March 21, 2018
Austin Bomber Photos: Pictures Of Bombing Suspect Wearing Blonde Wig In FedEx Store Emerge

The Austin bombing suspect has not been named by authorities as of this writing, but the 24-year-old white male bombing suspect is believed to be dead, as reported by Heavy. Although the bombing suspect is dead, authorities are warning Austin residents to still be vigilant and to watch out for suspicious packages and trip wires, because it is not known if the bombing suspect left any other bombs or trip wires around the area prior to his death. It is also unknown if the bombing suspect worked alone at this point.

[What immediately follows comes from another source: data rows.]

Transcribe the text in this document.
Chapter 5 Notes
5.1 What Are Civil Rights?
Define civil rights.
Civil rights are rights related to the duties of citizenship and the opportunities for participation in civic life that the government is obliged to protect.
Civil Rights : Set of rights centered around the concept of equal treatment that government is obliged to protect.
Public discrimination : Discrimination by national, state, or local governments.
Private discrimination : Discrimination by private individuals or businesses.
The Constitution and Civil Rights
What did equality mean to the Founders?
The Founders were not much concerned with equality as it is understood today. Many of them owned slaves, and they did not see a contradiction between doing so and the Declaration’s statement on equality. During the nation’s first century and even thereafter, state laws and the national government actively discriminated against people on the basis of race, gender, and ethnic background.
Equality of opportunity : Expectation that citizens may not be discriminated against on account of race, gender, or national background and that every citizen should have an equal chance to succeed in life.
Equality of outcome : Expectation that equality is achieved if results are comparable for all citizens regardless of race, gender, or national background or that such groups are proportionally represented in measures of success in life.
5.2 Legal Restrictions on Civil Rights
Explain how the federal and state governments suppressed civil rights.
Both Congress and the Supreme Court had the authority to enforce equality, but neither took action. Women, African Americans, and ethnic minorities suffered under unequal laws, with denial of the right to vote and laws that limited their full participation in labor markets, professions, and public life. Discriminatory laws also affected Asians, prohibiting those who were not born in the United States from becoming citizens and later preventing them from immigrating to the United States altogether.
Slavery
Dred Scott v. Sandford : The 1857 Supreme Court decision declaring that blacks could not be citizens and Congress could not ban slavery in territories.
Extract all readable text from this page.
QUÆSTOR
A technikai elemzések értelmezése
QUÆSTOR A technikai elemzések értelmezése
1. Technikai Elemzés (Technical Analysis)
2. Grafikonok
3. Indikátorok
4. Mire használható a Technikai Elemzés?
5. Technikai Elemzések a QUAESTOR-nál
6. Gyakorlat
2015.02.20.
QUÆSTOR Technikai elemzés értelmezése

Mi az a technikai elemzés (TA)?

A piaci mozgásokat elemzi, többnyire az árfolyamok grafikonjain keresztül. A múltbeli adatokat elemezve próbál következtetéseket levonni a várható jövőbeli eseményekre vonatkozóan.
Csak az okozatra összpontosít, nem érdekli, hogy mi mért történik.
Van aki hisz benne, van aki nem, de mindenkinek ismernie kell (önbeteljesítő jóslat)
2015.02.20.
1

The bombing suspect died in a confrontation with police after driving into a ditch on Wednesday, March 21, and setting off an explosive device to take his own life. Police Chief Brian Manley gave the age and race of the bombing suspect, but has not released further details about the dead man. Manley said that authorities do not know the suspect's motivation. It is not believed that the bombings were motivated by racial hate, because of the bombing suspect's use of trip wires, which would have indiscriminately harmed people.

Photos of a wig-wearing bombing suspect soon appeared on Twitter in the wake of the bomber's death. As reported by Randy Beamer, an anchor, reporter and photographer with News 4 San Antonio WOAI-TV, the below exclusive photos show the Austin bombing suspect who was named a "person of interest." The man appears to be wearing a baseball hat, a blonde wig, a dark green T-shirt and blue jeans as he entered an Austin Federal Express store and dropped off at least two packages.

The bombing suspect was chased by police along I-35, with his death occurring, according to CBS 46, near a Red Roof Inn after detonating the device to kill himself. Authorities had located the bombing suspect's vehicle near the hotel in the Austin area when he drove away and into the ditch.

SWAT team members from the Austin Police Department approached the vehicle when the bombing suspect detonated the device. Upon positive identification of the bombing suspect's body and notification of next of kin, the suspect's name is expected to be released to the public.